♦ [TMT6] On souhaite être plus dominant lorsqu’on dénie sa mort

L’étude 4 que nous allons voir aujourd’hui est une étude critique des résultats précédents. Les études de 1 à 3 ont toutes montré que les personnes pleinement conscientes n’étaient pas influencées négativement par la saillance de la mort et conservaient un même jugement, sans biais. Mais est-ce vraiment la pleine conscience qui prémunit des biais ? Est-ce que cela aurait un rapport avec des valeurs portées par les pleinement conscients ?

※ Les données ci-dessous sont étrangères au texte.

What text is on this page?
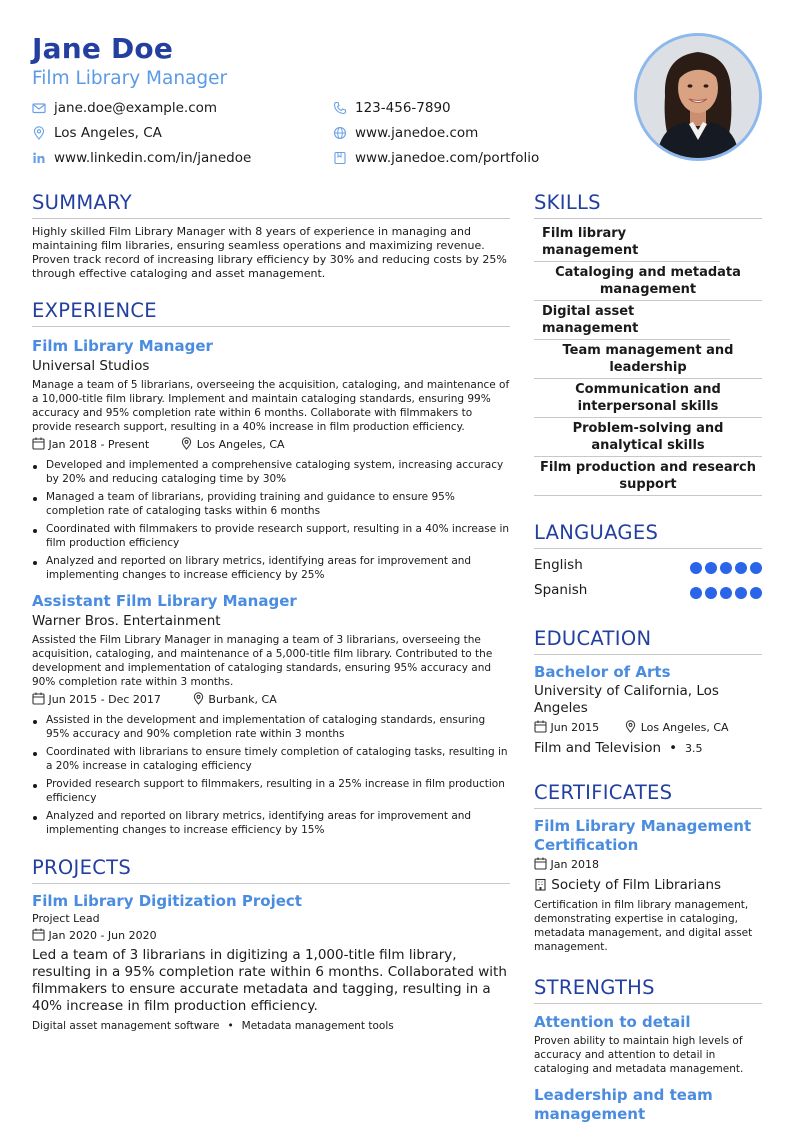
Jane Doe
Film Library Manager
jane.doe@example.com	123-456-7890
Los Angeles, CA	www.janedoe.com
www.linkedin.com/in/janedoe	www.janedoe.com/portfolio
SUMMARY
Highly skilled Film Library Manager with 8 years of experience in managing and maintaining film libraries, ensuring seamless operations and maximizing revenue. Proven track record of increasing library efficiency by 30% and reducing costs by 25% through effective cataloging and asset management.
EXPERIENCE
Film Library Manager
Universal Studios
Manage a team of 5 librarians, overseeing the acquisition, cataloging, and maintenance of a 10,000-title film library. Implement and maintain cataloging standards, ensuring 99% accuracy and 95% completion rate within 6 months. Collaborate with filmmakers to provide research support, resulting in a 40% increase in film production efficiency.
Jan 2018 - Present	Los Angeles, CA
Developed and implemented a comprehensive cataloging system, increasing accuracy by 20% and reducing cataloging time by 30%
Managed a team of librarians, providing training and guidance to ensure 95% completion rate of cataloging tasks within 6 months
Coordinated with filmmakers to provide research support, resulting in a 40% increase in film production efficiency
Analyzed and reported on library metrics, identifying areas for improvement and implementing changes to increase efficiency by 25%
Assistant Film Library Manager
Warner Bros. Entertainment
Assisted the Film Library Manager in managing a team of 3 librarians, overseeing the acquisition, cataloging, and maintenance of a 5,000-title film library. Contributed to the development and implementation of cataloging standards, ensuring 95% accuracy and 90% completion rate within 3 months.
Jun 2015 - Dec 2017	Burbank, CA
Assisted in the development and implementation of cataloging standards, ensuring 95% accuracy and 90% completion rate within 3 months
Coordinated with librarians to ensure timely completion of cataloging tasks, resulting in a 20% increase in cataloging efficiency
Provided research support to filmmakers, resulting in a 25% increase in film production efficiency
Analyzed and reported on library metrics, identifying areas for improvement and implementing changes to increase efficiency by 15%
PROJECTS
Film Library Digitization Project
Project Lead
Jan 2020 - Jun 2020
Led a team of 3 librarians in digitizing a 1,000-title film library, resulting in a 95% completion rate within 6 months. Collaborated with filmmakers to ensure accurate metadata and tagging, resulting in a 40% increase in film production efficiency.
Digital asset management software • Metadata management tools
SKILLS
Film library management
Cataloging and metadata management
Digital asset management
Team management and leadership
Communication and interpersonal skills
Problem-solving and analytical skills
Film production and research support
LANGUAGES
English
Spanish
EDUCATION
Bachelor of Arts
University of California, Los Angeles
Jun 2015	Los Angeles, CA
Film and Television • 3.5
CERTIFICATES
Film Library Management Certification
Jan 2018
Society of Film Librarians
Certification in film library management, demonstrating expertise in cataloging, metadata management, and digital asset management.
STRENGTHS
Attention to detail
Proven ability to maintain high levels of accuracy and attention to detail in cataloging and metadata management.
Leadership and team management
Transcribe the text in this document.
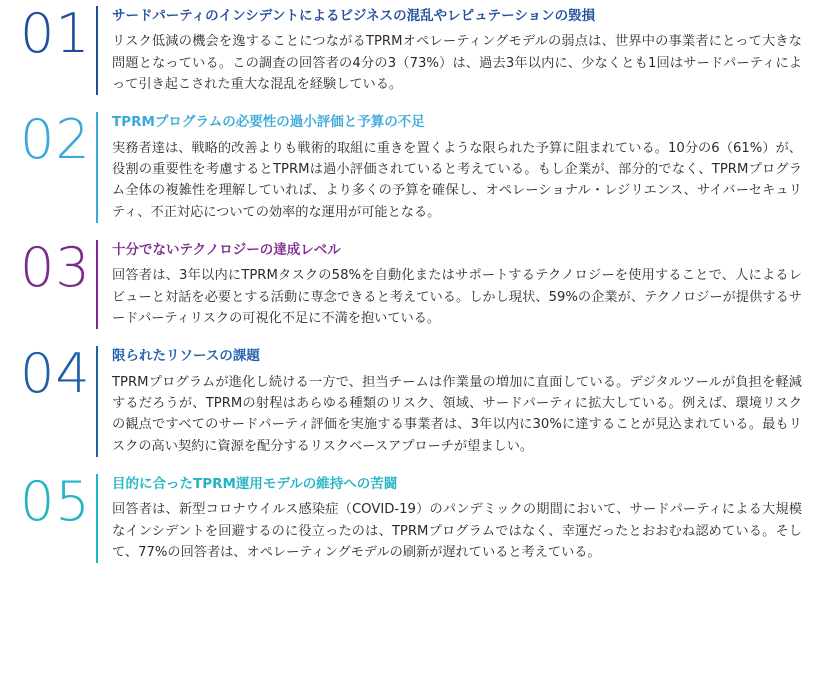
01	サードパーティのインシデントによるビジネスの混乱やレピュテーションの毀損

リスク低減の機会を逸することにつながるTPRMオペレーティングモデルの弱点は、世界中の事業者にとって大きな問題となっている。この調査の回答者の4分の3（73%）は、過去3年以内に、少なくとも1回はサードパーティによって引き起こされた重大な混乱を経験している。

02	TPRMプログラムの必要性の過小評価と予算の不足

実務者達は、戦略的改善よりも戦術的取組に重きを置くような限られた予算に阻まれている。10分の6（61%）が、役割の重要性を考慮するとTPRMは過小評価されていると考えている。もし企業が、部分的でなく、TPRMプログラム全体の複雑性を理解していれば、より多くの予算を確保し、オペレーショナル・レジリエンス、サイバーセキュリティ、不正対応についての効率的な運用が可能となる。

03	十分でないテクノロジーの達成レベル

回答者は、3年以内にTPRMタスクの58%を自動化またはサポートするテクノロジーを使用することで、人によるレビューと対話を必要とする活動に専念できると考えている。しかし現状、59%の企業が、テクノロジーが提供するサードパーティリスクの可視化不足に不満を抱いている。

04	限られたリソースの課題

TPRMプログラムが進化し続ける一方で、担当チームは作業量の増加に直面している。デジタルツールが負担を軽減するだろうが、TPRMの射程はあらゆる種類のリスク、領域、サードパーティに拡大している。例えば、環境リスクの観点ですべてのサードパーティ評価を実施する事業者は、3年以内に30%に達することが見込まれている。最もリスクの高い契約に資源を配分するリスクベースアプローチが望ましい。

05	目的に合ったTPRM運用モデルの維持への苦闘

回答者は、新型コロナウイルス感染症（COVID-19）のパンデミックの期間において、サードパーティによる大規模なインシデントを回避するのに役立ったのは、TPRMプログラムではなく、幸運だったとおおむね認めている。そして、77%の回答者は、オペレーティングモデルの刷新が遅れていると考えている。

Cet article est la suite de :

Conseil : si vous avez la flemme de lire tout le dossier, mais que je voulais comprendre cette étude, l’article 2  peut suffire (ici : https://www.hacking-social.com/2018/01/29/tmt2-la-theorie-de-la-gestion-de-la-terreur-quest-ce-que-cest/ ) ; si vous ne comprenez pas le principe des corrélations, nous expliquons cela dans un paragraphe de l’article TMT3 (ici : https://www.hacking-social.com/2018/02/05/tmt3-quand-penser-a-la-mort-nous-fait-perdre-lesprit-critique/ ).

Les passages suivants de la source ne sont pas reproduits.